From Labour to Identity: A New Stage of Capitalist Extraction
- Classical industrial capitalism generated surplus value from human labour. In the current stage, extraction moves beyond labour into social existence itself.
- The new target is sociality, relationships, behaviour, and emotional expression.
- Friendships, families, preferences, and habits are tracked through profiling, creating datasets valuable to corporations and institutions.
- The erosion of privacy, intimacy, and trust follows, as daily life becomes observable and commercially useful.
- The process resembles extraction, where identity functions as raw material. The commodification of experience transforms communication into marketable information.
- Every interaction, online purchase, conversation, or political expression, becomes part of a continuous system of data collection.
- Human identity is no longer only personal; it is economically productive. The self becomes infinitely renewable, constantly generating information and therefore profit.
The Global Story Economy: Where Local and Global Converge
- The market thrives on stories. A worldwide demand exists for narratives rooted in specific places yet relatable everywhere.
- Folklore, migration journeys, conflict, and everyday struggles circulate internationally. The boundary between global and local dissolves as a single recorded event can travel across continents within seconds.
- News media, independent creators, and ordinary witnesses act as media networks feeding a shared narrative system.
- A local incident becomes globally meaningful once framed within larger social themes such as migration, violence, or cultural conflict. Locality no longer refers simply to physical proximity but to narrative relevance.
- Communities imagine themselves through international attention, while global audiences interpret distant experiences through familiar narrative patterns.

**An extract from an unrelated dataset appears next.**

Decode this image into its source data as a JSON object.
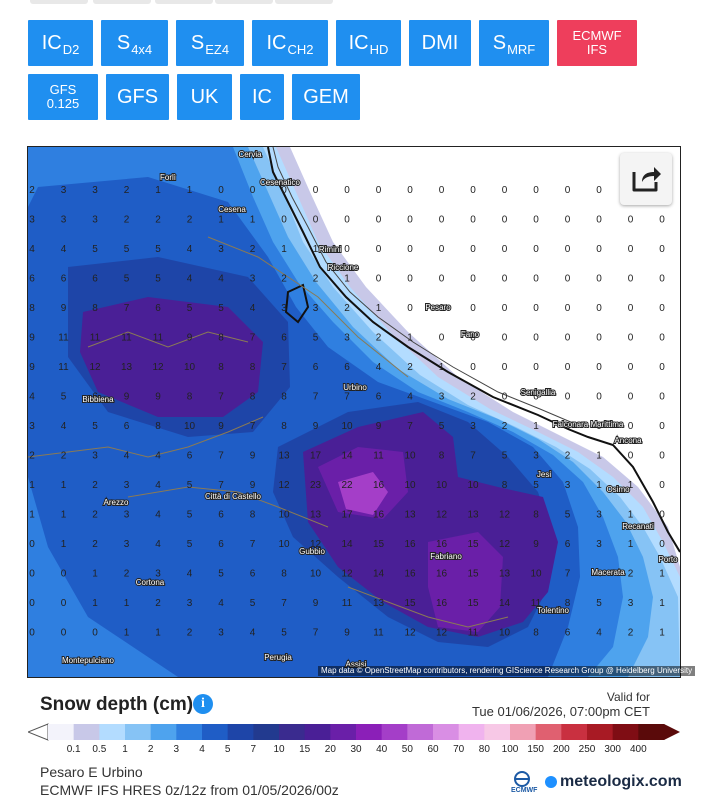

- This convergence transforms identity into content. Individuals, cities, and organisations participate in a continuous exchange of narratives. The story economy reorganises geography into a networked cultural marketplace.
Streaming Platforms and the Democratisation of the Self
- The rise of streaming services accelerates this transformation. Internet-based platforms distribute entertainment without traditional studios or broadcasting structures.

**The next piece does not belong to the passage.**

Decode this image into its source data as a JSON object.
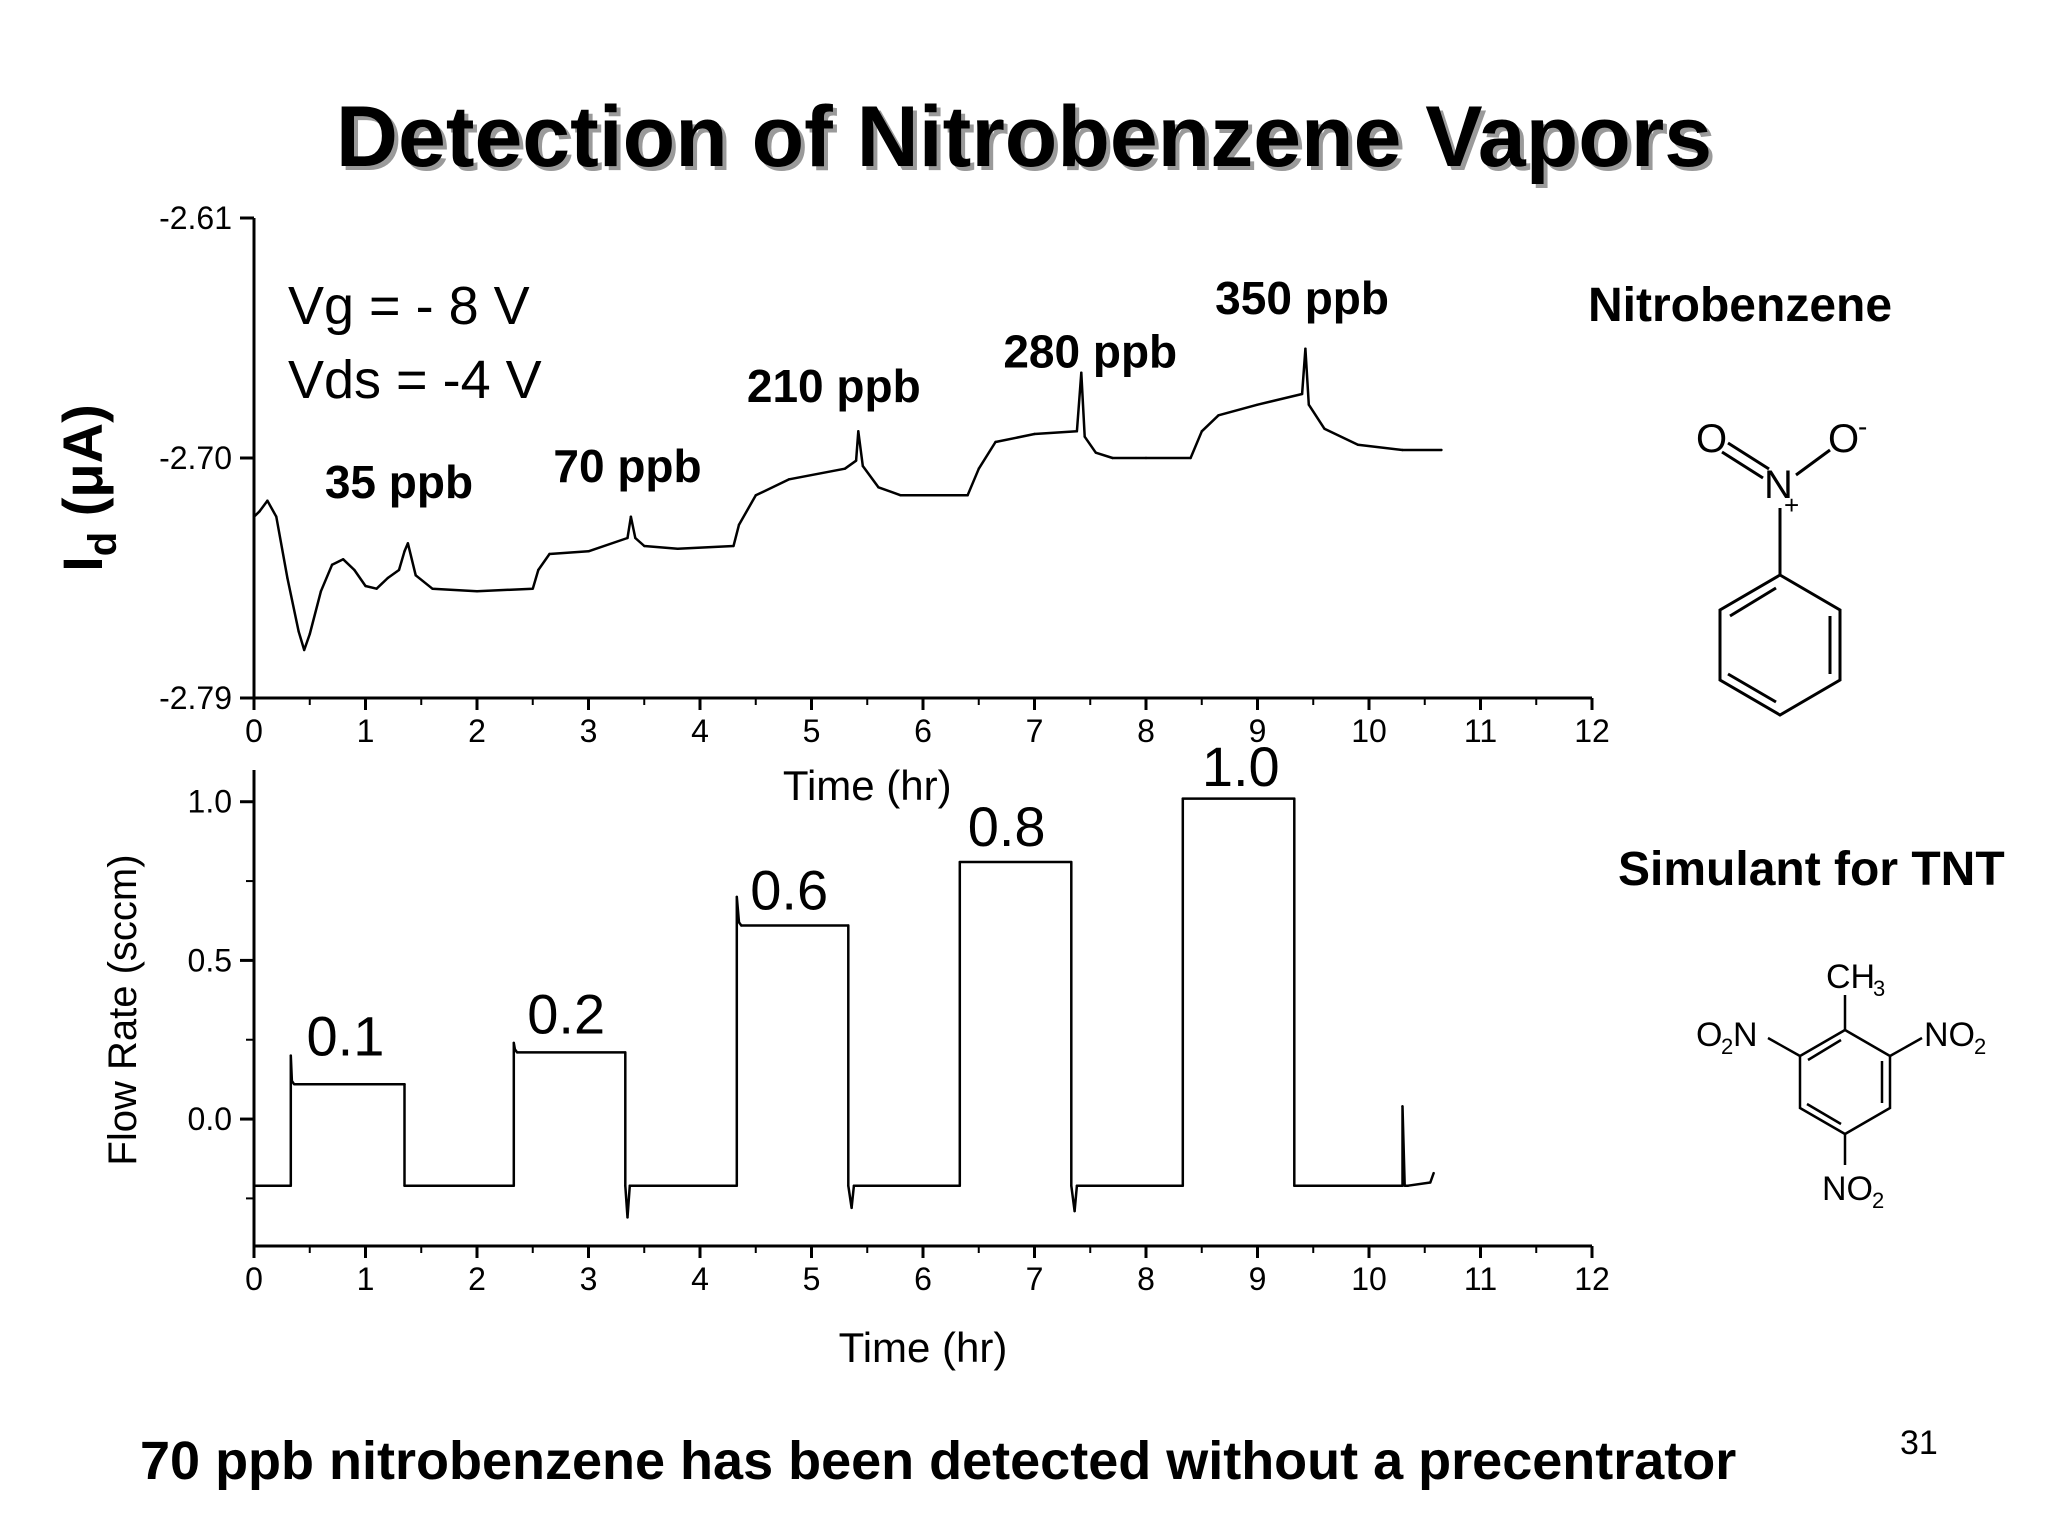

- Their success depends on relatable characters and ordinary experiences. The appearance of everyday people in entertainment suggests democratisation, where anyone may be visible.
- Yet visibility becomes economic participation.

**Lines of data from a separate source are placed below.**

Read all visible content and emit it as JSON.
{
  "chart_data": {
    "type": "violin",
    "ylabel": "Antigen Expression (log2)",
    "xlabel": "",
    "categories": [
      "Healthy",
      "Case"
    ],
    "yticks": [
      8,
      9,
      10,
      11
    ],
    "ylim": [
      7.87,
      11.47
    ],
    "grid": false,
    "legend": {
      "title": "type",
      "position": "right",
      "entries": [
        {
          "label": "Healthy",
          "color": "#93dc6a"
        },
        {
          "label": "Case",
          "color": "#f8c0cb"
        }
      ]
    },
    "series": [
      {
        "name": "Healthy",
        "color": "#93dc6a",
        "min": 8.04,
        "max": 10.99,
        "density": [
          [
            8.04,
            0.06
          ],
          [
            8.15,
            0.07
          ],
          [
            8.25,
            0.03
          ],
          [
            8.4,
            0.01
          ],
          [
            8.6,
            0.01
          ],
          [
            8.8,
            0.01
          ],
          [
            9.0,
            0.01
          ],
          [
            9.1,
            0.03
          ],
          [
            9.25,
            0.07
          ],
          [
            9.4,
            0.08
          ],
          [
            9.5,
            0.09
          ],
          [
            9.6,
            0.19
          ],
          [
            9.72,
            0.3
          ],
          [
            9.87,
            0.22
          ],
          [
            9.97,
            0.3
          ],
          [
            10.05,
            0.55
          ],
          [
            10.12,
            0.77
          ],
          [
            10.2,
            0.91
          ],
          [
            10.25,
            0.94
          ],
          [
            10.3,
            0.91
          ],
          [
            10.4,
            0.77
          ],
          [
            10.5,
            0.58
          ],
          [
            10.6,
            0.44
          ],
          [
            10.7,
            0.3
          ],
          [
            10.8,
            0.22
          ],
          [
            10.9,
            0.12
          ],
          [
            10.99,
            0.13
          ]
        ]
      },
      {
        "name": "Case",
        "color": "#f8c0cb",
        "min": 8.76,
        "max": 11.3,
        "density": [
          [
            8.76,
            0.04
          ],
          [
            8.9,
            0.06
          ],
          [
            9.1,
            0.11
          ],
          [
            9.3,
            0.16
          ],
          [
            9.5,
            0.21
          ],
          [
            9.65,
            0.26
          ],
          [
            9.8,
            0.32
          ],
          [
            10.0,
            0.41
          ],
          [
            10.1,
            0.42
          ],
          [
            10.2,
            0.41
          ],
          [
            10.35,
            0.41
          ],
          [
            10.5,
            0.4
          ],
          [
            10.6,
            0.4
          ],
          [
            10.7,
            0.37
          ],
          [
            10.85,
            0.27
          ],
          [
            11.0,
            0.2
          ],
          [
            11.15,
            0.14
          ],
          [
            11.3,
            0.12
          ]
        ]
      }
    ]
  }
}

- The modern individual increasingly exists as an algorithmic profile composed of behaviour patterns and measurable traits.
- Credit ratings, consumption histories, and recommendation systems construct a digital personality. Identity becomes fragmented and quantifiable rather than unified and stable. The selfie symbolises this shift.
- The image promises equality before the camera but simultaneously converts appearance into shareable currency. Personal representation is no longer private expression alone; it functions as cultural capital within platform economies.
Artificial Intelligence and the Expansion of Personhood
- The emergence of AI intensifies the instability of identity. Chatbots and virtual assistants simulate empathy, conversation, and emotional response. Machines now perform aspects of personality once considered uniquely human.
- By reproducing emotion, digital systems compete in communication, companionship, and decision-making.
- This development blurs distinctions between authentic and constructed identity. If emotional expression can be generated computationally, personhood becomes performative rather than inherent.
- Human identity becomes one version among many communicative agents in a shared environment.
The Chain of Storytelling and the Culture of Visibility
- A cultural logic governs the system: everyone has a story, and every story deserves an audience. Social platforms enable constant storytelling, encouraging users to narrate achievements, trauma, failure, or redemption.
- The pursuit of virality drives participation, as visibility promises recognition and economic opportunity.
- Influencers, content creators, and public figures cultivate audiences through regular self-disclosure.
- Platforms reward attention, converting narratives into advertising revenue and social influence.
- Individuals willingly share experiences for validation and opportunity, participating in their own economic incorporation.
- This produces a cycle in which identity requires performance. The desire for recognition sustains continuous self-presentation.
- The audience becomes essential to personal meaning, while attention functions as currency. Human life transforms into an ongoing broadcast within a market for visibility.
Conclusion
- The modern economy increasingly relies on identity and self-presentation rather than material production, turning personal experience, emotion, communication, and data into valuable resources.
- Through digital representation and the circulation of narratives, everyday private life is integrated into economic systems that extract value from how people live, express, and connect.
- This creates a paradox: individuals enjoy unprecedented opportunities for participation and expression, yet their visibility also places the self itself, constantly observed and commercially used, at the centre of a global marketplace as a renewable commodity.